One of the most jarring parts of the “Intelligence Revolution” is how we all became unwitting participants in it. While chatbots and image generators grabbed headlines and thrust AI into the general discourse, the real truth is that AI has been affecting our day-to-day lives for years already. Most people just didn’t know it.
Never before have we placed a higher value on intelligence in any form it takes. We are reframing our work and lives around it. We are making art with it. We are fighting wars with it—both in the analog and digital realms. All of this is happening while we are also still trying to scaffold the rules and ethics around largescale access to it at breakneck speeds. (It’s no wonder we’re obsessed with it.)
However, as valuable as intelligence has now become, it has also become a fixed reality. We must now find ways to leverage the latest intelligence while also shielding ourselves from the harshest consequences of early adoption. In the world of cybersecurity, these consequences can be dire if a hospital or public service falls victim to an attack.
One of the oldest idioms in computing is the idea of “garbage in, garbage out,” meaning that inaccurate or bad input data will inevitably lead to bad outputs from a computer. In cybersecurity, the same principle applies, only it might better be framed as “garbage intelligence, garbage enforcement.”
If we want to score better than “garbage” on our use of cyber intelligence in this fight against threat actors who are alsoarmed with their own intelligence, we have to think first about what cyber intelligence is—and what it isn’t—and how we can start to leverage it to its full potential.
What Is Cyber Intelligence?
Cyber intelligence refers to the data that is collected and curated by anyone in the cyber intelligence “community.” This community is composed of government/public agencies, open-source groups and private/enterprise cyber intelligence researchers who either use their own proprietary intelligence for their solutions or sell their cyber intelligence. It can then be used by other tools and technologies to either prevent attacks on the network or minimize the damage of a successful breach.
Various technologies leverage different types of cyber intelligence. Some of it focuses on the “what” of an attack (i.e., the threat itself—obfuscation techniques, code, vectors, etc.). However, the “who” of the attack—who is perpetrating it and who the data is going back to—is a much more stable source of intelligence for technologies to leverage, yet it goes wildly underused.
If we imagine cyberattacks such as ransomware, data exfiltration and DDoS as wasps, the threat actors are the hive. As we all know, unless you neutralize the hive, the wasps will just keep coming. The same is true of threat actors. Unless we focus on the source of the attacks, battling the attacks themselves is a devastating exercise in futility.
A Better (And Safer) Way To Harness Cyber Intelligence
Threat actors have proved they can continuously adapt their attacks and attack vectors, which means we have to become more strategic about how we use cyber intelligence. For every attack we find, they devise another layer of obfuscation or way in—exploiting unpatched systems, buying access or credentials and staying one step ahead of the cybersecurity community with these ever-evolving threats.
Intelligence on these threats is, by its very nature, limited since threat actors can constantly change and adapt them against our newfound protections.
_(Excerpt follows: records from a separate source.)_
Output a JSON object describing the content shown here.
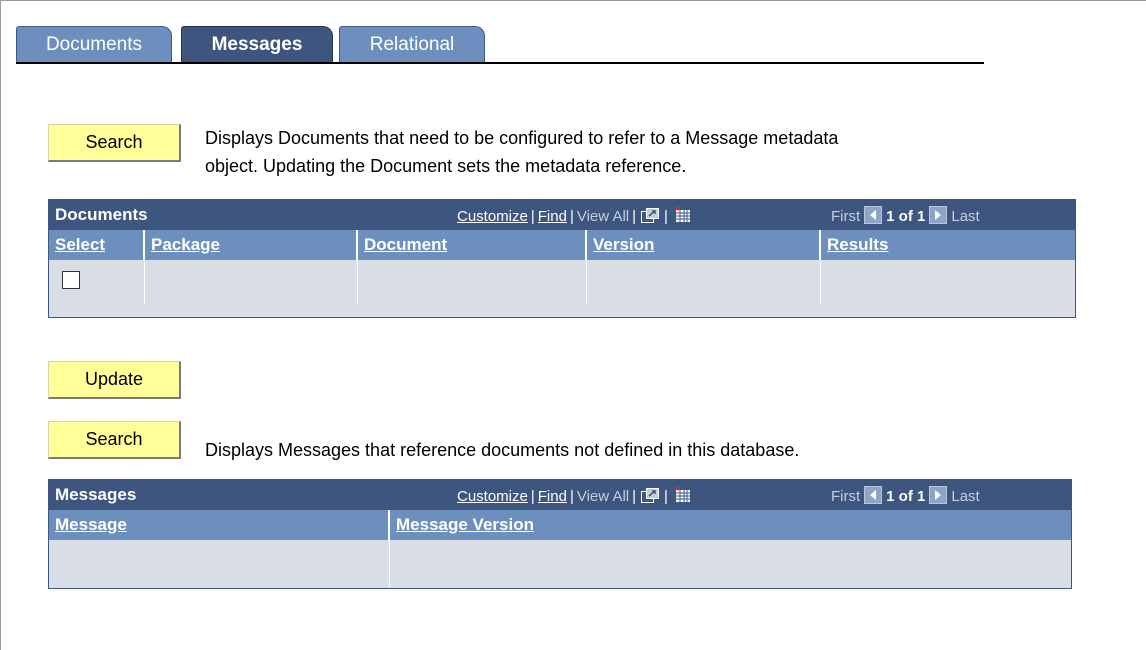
{
  "tabs": [
    {
      "label": "Documents",
      "active": false
    },
    {
      "label": "Messages",
      "active": true
    },
    {
      "label": "Relational",
      "active": false
    }
  ],
  "section1": {
    "search_label": "Search",
    "description_line1": "Displays Documents that need to be configured to refer to a Message metadata",
    "description_line2": "object. Updating the Document sets the metadata reference."
  },
  "documents_grid": {
    "title": "Documents",
    "customize": "Customize",
    "find": "Find",
    "view_all": "View All",
    "sep": "|",
    "first": "First",
    "count": "1 of 1",
    "last": "Last",
    "columns": [
      "Select",
      "Package",
      "Document",
      "Version",
      "Results"
    ],
    "rows": [
      {
        "select": false,
        "package": "",
        "document": "",
        "version": "",
        "results": ""
      }
    ]
  },
  "update_label": "Update",
  "section2": {
    "search_label": "Search",
    "description": "Displays Messages that reference documents not defined in this database."
  },
  "messages_grid": {
    "title": "Messages",
    "customize": "Customize",
    "find": "Find",
    "view_all": "View All",
    "sep": "|",
    "first": "First",
    "count": "1 of 1",
    "last": "Last",
    "columns": [
      "Message",
      "Message Version"
    ],
    "rows": [
      {
        "message": "",
        "message_version": ""
      }
    ]
  },
  "icons": {
    "view_in_window": "new-window-icon",
    "download": "download-grid-icon",
    "prev": "arrow-left-icon",
    "next": "arrow-right-icon"
  },
  "colors": {
    "header_dark": "#3e567f",
    "header_light": "#6c8fbe",
    "row_bg": "#d9dee6",
    "button_bg": "#ffff99"
  }
}
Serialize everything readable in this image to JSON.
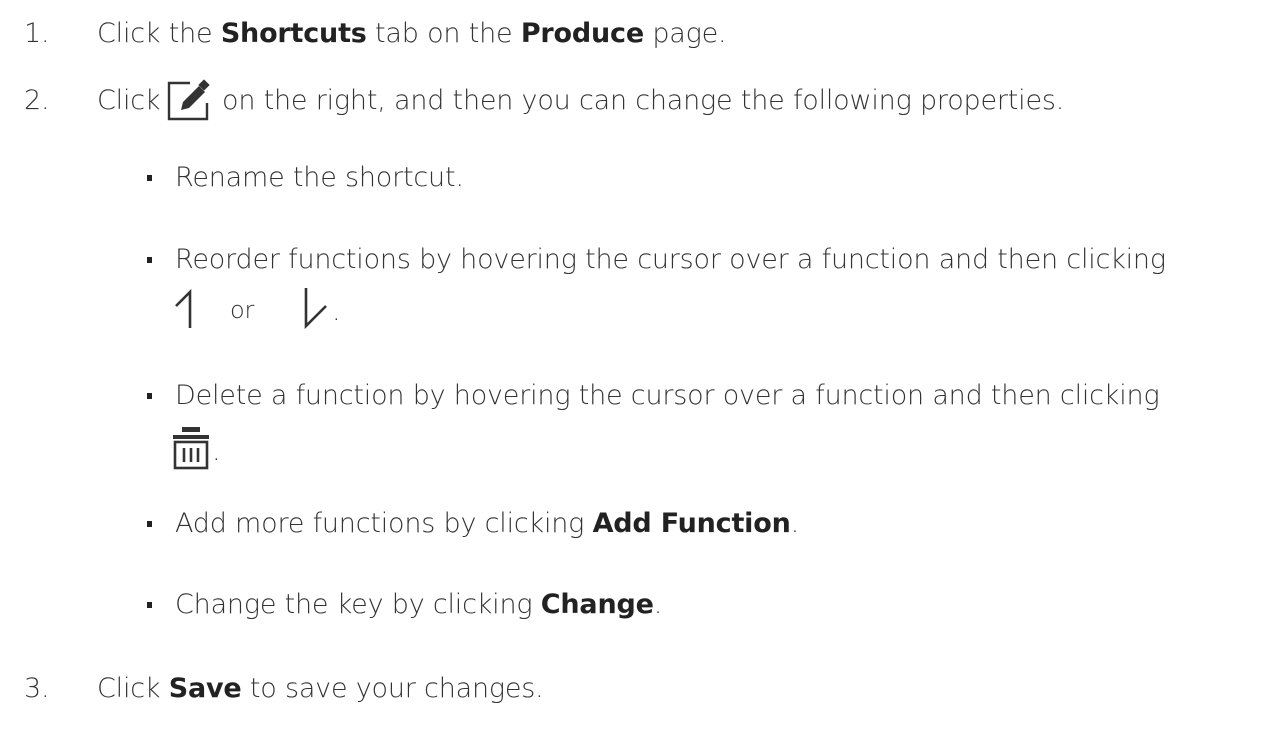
{
  "steps": [
    {
      "number": "1.",
      "pre": "Click the ",
      "b1": "Shortcuts",
      "mid": " tab on the ",
      "b2": "Produce",
      "post": " page."
    },
    {
      "number": "2.",
      "pre": "Click ",
      "post": " on the right, and then you can change the following properties.",
      "icon": "edit-icon"
    },
    {
      "number": "3.",
      "pre": "Click ",
      "b1": "Save",
      "post": " to save your changes."
    }
  ],
  "bullets": {
    "rename": {
      "text": "Rename the shortcut."
    },
    "reorder": {
      "line1": "Reorder functions by hovering the cursor over a function and then clicking",
      "or": "or",
      "period": ".",
      "icons": [
        "arrow-up-icon",
        "arrow-down-icon"
      ]
    },
    "delete": {
      "line1": "Delete a function by hovering the cursor over a function and then clicking",
      "period": ".",
      "icon": "trash-icon"
    },
    "add": {
      "pre": "Add more functions by clicking ",
      "b": "Add Function",
      "post": "."
    },
    "change": {
      "pre": "Change the key by clicking ",
      "b": "Change",
      "post": "."
    }
  },
  "colors": {
    "text": "#333333",
    "bold": "#222222",
    "icon": "#333333"
  }
}
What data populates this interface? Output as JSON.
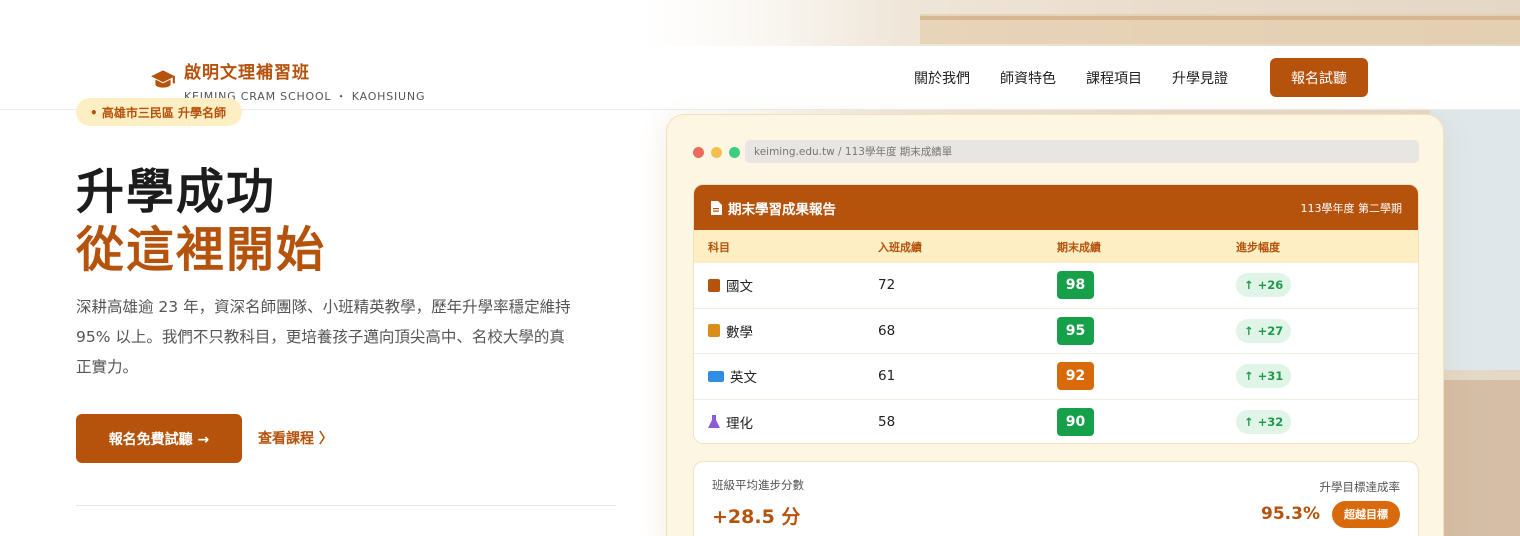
{
  "brand": {
    "name": "啟明文理補習班",
    "subtitle": "KEIMING CRAM SCHOOL ・ KAOHSIUNG",
    "accent": "#b5520c"
  },
  "nav": {
    "items": [
      "關於我們",
      "師資特色",
      "課程項目",
      "升學見證"
    ],
    "cta": "報名試聽"
  },
  "hero": {
    "tag": "• 高雄市三民區 升學名師",
    "title_line1": "升學成功",
    "title_line2": "從這裡開始",
    "description": "深耕高雄逾 23 年，資深名師團隊、小班精英教學，歷年升學率穩定維持 95% 以上。我們不只教科目，更培養孩子邁向頂尖高中、名校大學的真正實力。",
    "primary_button": "報名免費試聽 →",
    "link_button": "查看課程 〉"
  },
  "report_card": {
    "url": "keiming.edu.tw / 113學年度 期末成績單",
    "title": "期末學習成果報告",
    "term": "113學年度 第二學期",
    "columns": [
      "科目",
      "入班成績",
      "期末成績",
      "進步幅度"
    ],
    "rows": [
      {
        "subject": "國文",
        "icon": "book-icon",
        "entry": "72",
        "final": "98",
        "final_color": "#17a04a",
        "improve": "↑ +26"
      },
      {
        "subject": "數學",
        "icon": "calculator-icon",
        "entry": "68",
        "final": "95",
        "final_color": "#17a04a",
        "improve": "↑ +27"
      },
      {
        "subject": "英文",
        "icon": "translate-icon",
        "entry": "61",
        "final": "92",
        "final_color": "#d96a0b",
        "improve": "↑ +31"
      },
      {
        "subject": "理化",
        "icon": "flask-icon",
        "entry": "58",
        "final": "90",
        "final_color": "#17a04a",
        "improve": "↑ +32"
      }
    ],
    "summary": {
      "avg_label": "班級平均進步分數",
      "avg_value": "+28.5 分",
      "rate_label": "升學目標達成率",
      "rate_value": "95.3%",
      "badge": "超越目標"
    }
  }
}
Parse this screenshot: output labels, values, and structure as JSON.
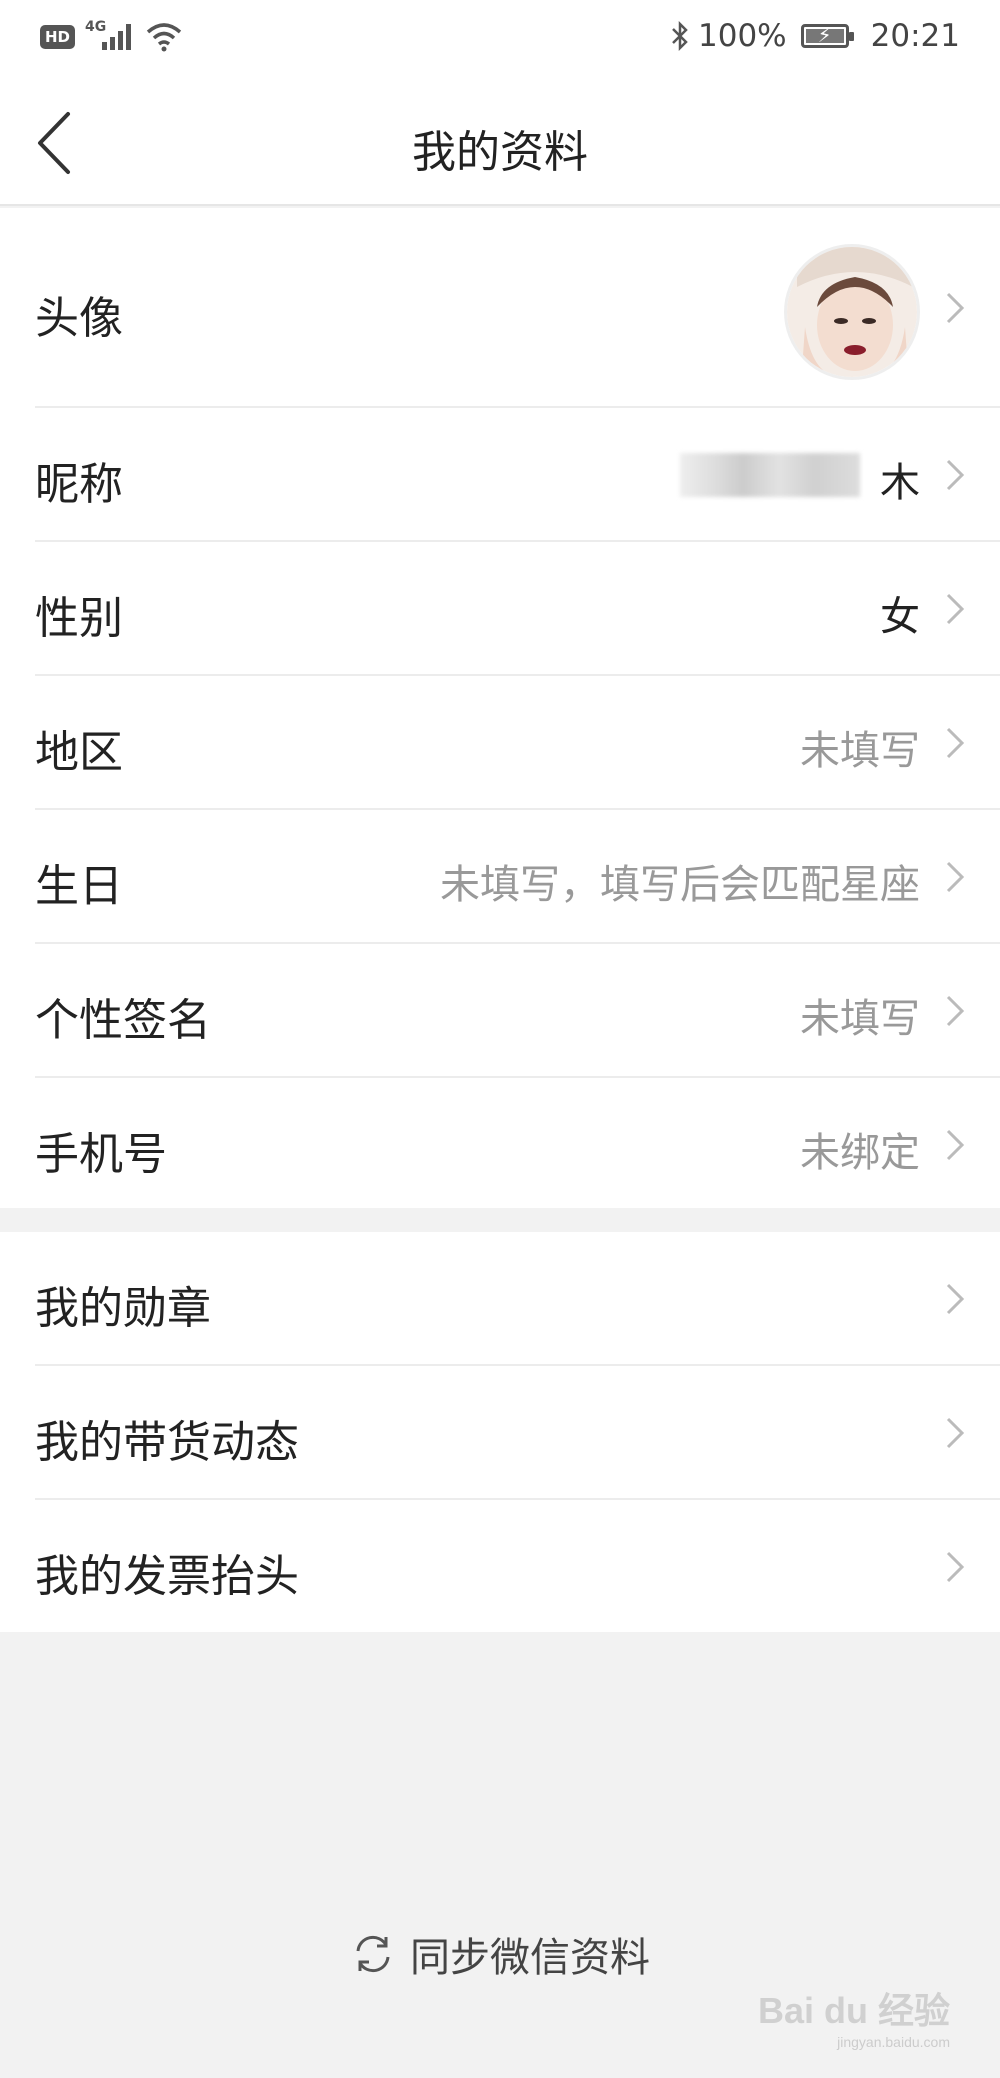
{
  "status_bar": {
    "hd": "HD",
    "network": "4G",
    "battery": "100%",
    "time": "20:21"
  },
  "nav": {
    "title": "我的资料"
  },
  "profile": {
    "avatar_label": "头像",
    "nickname_label": "昵称",
    "nickname_value": "木",
    "gender_label": "性别",
    "gender_value": "女",
    "region_label": "地区",
    "region_value": "未填写",
    "birthday_label": "生日",
    "birthday_value": "未填写，填写后会匹配星座",
    "signature_label": "个性签名",
    "signature_value": "未填写",
    "phone_label": "手机号",
    "phone_value": "未绑定"
  },
  "more": {
    "medals_label": "我的勋章",
    "selling_label": "我的带货动态",
    "invoice_label": "我的发票抬头"
  },
  "sync": {
    "label": "同步微信资料"
  },
  "watermark": {
    "brand": "Bai du 经验",
    "url": "jingyan.baidu.com"
  }
}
If it feels like we’re always a few steps behind, it’s because we are. The result of using limited intelligence is limited enforcement.
Another way we must rethink how to leverage cyber intelligence past what kind we can harness is where we’re using it in the security stack. The vast majority of cyber intelligence is used to minimize the effects of a breach that has already occurred. While this is a profoundly important use of this information, we should also be leveraging the full power of this data to prevent a breach in the first place. Having all of the skills and tools to minimize a breach is good, but not having to practice them as often is much, much better.
I fully believe the push toward intelligence-driven solutions is an exciting one, even though it often feels like we are being asked to install new wings on an airplane mid-flight. This is why, in our rethinking of how to better use cyber intelligence, we don’t jump straight into untested intelligence waters and expose ourselves to the security risks of early adoption—as some companies are learning the hard way.
Cybersecurity strategies are built on overlapping layers of protection. “Defense in depth” is a refrain heard over and over again; no single point should lead to a full failure. As we leverage cyber intelligence, AI or not, this rule should still apply. We must find ways to collect and leverage this intelligence without also exposing ourselves to further risk. We do this by creating layers of protection and policies between the network and new threat vectors from intelligence ingestion, asking constantly as we take intelligence in: What are we giving in return? Where is it going?
Understanding how to leverage cyber intelligence requires us to, first and foremost, be strategic. However, the opportunities we have in front of us are immense to expand both how and where we use this data to secure our most important digital assets. It’s up to us whether we take them.